The wedding was wonderful. The day of getting ready was fun, and full of music and laughter and hairspray. The venue was gorgeous and candle lit. The room was full of friends, smiling with support. As the bride walked down the aisle to her groom, I was immediately back in high school, and we were children, giggling and getting ready to “go out” and talking about who we liked, who we wanted to see. Double dates and late night girl talks that ended with
“I love Vernon.”
And Saturday night, they stood before all of us and told each other that they still loved each other, and that they always would, and they kissed and we clapped and the party began!
Save one tiny blurp with the photobooth malfunctioning and the kid working the even being a total assbag, it was a night of perfection.
The new Mr. and Mrs. dropped by last night, retrieving the bits and pieces of theirs that I got home with, taking home a container of homemade soup that I made yesterday, leaving me some wedding cupcakes…and we were just worn out.
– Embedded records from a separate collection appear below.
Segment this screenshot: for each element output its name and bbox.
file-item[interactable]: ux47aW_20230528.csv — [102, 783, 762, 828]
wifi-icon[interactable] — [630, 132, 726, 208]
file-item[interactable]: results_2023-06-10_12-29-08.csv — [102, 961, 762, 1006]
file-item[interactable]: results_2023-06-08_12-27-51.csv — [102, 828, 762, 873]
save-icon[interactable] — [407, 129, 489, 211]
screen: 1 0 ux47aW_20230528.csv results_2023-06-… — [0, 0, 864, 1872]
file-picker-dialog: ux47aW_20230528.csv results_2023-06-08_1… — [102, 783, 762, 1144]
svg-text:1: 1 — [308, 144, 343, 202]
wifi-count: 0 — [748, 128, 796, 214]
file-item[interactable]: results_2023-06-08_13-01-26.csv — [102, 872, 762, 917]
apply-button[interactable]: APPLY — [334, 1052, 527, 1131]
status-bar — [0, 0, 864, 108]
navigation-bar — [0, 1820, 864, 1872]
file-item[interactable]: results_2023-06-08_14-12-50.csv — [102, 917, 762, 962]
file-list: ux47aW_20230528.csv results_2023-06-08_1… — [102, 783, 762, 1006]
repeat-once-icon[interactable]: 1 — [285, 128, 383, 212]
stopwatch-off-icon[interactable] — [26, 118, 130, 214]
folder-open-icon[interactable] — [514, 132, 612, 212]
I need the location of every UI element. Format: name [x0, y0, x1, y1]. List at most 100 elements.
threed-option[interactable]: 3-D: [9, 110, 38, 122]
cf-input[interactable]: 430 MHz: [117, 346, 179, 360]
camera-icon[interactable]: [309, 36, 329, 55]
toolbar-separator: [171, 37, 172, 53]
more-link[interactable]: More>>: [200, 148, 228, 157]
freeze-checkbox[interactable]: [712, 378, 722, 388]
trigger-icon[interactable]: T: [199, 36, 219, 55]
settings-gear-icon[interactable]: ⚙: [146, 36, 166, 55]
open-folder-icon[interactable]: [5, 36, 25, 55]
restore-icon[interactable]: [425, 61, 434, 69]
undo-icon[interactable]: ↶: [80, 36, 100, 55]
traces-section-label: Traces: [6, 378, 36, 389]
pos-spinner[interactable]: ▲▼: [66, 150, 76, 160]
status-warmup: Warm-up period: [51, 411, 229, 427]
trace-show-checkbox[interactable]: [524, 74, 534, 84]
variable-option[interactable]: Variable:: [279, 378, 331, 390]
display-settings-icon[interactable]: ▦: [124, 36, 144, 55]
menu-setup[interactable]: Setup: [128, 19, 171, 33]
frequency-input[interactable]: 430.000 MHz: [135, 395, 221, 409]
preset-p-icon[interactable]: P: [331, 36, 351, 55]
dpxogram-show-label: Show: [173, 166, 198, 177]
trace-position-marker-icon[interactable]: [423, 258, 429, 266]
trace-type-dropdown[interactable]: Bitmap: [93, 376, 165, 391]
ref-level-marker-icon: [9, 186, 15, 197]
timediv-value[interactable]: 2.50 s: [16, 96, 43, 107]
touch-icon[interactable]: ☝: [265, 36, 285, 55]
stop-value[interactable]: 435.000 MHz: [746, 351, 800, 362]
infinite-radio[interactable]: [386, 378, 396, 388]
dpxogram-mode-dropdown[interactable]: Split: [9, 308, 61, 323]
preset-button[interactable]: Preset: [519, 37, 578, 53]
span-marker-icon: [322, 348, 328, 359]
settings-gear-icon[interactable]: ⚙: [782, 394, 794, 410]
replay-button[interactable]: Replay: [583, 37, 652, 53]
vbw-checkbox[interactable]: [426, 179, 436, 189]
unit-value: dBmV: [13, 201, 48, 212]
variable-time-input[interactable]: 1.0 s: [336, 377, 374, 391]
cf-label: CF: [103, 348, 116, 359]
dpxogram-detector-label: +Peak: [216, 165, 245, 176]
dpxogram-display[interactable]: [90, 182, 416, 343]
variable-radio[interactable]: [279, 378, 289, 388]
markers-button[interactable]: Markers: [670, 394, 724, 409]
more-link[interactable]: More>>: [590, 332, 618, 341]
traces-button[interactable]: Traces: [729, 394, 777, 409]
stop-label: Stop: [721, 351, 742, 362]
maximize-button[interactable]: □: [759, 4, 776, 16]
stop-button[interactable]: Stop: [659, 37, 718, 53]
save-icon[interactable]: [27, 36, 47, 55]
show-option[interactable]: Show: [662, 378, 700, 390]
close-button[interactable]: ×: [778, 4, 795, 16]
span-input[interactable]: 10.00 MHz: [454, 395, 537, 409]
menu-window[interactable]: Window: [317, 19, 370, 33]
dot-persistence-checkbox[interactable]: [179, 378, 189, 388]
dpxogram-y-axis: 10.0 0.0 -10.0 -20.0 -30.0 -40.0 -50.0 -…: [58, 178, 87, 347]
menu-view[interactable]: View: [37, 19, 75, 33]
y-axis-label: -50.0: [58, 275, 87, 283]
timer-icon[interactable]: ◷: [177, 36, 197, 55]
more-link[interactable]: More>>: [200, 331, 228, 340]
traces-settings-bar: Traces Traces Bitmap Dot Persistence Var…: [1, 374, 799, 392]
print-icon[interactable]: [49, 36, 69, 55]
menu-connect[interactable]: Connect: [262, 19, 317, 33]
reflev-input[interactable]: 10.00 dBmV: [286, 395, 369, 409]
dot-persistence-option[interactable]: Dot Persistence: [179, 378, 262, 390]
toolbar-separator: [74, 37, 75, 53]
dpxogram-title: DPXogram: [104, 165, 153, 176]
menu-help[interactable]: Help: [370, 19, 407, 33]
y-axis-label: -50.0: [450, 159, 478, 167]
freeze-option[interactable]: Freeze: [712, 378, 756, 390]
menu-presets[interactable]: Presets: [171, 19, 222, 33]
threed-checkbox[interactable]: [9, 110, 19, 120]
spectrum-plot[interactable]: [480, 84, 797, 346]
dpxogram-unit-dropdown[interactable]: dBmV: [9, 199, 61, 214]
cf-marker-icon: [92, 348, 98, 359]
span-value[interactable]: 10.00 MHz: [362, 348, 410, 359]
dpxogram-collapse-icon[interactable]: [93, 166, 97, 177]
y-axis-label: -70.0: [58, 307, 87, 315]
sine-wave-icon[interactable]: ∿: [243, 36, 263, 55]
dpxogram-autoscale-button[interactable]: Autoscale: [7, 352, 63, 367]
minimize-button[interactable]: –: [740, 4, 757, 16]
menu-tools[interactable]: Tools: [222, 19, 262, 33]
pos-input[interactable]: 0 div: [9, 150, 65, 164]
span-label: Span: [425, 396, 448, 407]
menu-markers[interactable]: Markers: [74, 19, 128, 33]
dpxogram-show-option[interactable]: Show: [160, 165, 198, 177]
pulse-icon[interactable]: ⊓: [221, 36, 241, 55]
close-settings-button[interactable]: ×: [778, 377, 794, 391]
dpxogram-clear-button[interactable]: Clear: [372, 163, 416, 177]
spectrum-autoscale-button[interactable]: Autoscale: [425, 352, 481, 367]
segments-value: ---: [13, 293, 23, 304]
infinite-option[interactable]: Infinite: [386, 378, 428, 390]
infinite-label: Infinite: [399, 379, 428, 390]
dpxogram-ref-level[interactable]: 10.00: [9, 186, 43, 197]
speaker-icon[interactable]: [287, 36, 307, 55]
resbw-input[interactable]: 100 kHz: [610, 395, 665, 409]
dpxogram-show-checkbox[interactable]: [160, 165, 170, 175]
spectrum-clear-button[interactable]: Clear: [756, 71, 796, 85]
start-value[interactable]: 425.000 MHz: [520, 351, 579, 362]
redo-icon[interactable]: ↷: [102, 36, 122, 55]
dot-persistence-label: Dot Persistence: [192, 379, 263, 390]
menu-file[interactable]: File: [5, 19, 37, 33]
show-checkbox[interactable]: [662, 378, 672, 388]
Exhausted.
It was a love hangover, to be sure.
Reality sets in with today, school, classes, research and studying for me. I take the GRE tomorrow. I have to be at the test site at 7:30 a.m.
I know I’m going to take this again. I’ve planned it that way. But it would be amazing if I could blow it out of the water and not really have to, wouldn’t it? I got my subject test scheduled officially. I had to switch locations from Stillwater to Weatherford, which sucks for my birthday celebrations that were going to happen afterwards, but whatever. I would just make poor choices for my life if I were in Stilly. At least it’s scheduled.
After the test tomorrow, I do my provision shopping for Harvest Fest, and home to ready the house and working on getting homework and projects posted for my online class.
Thursday we leave, bright and early and head for the mountain, where friends will meet up, set up our commune, and listen to some music for three days.
That kind of reality, does not bite. Not at all.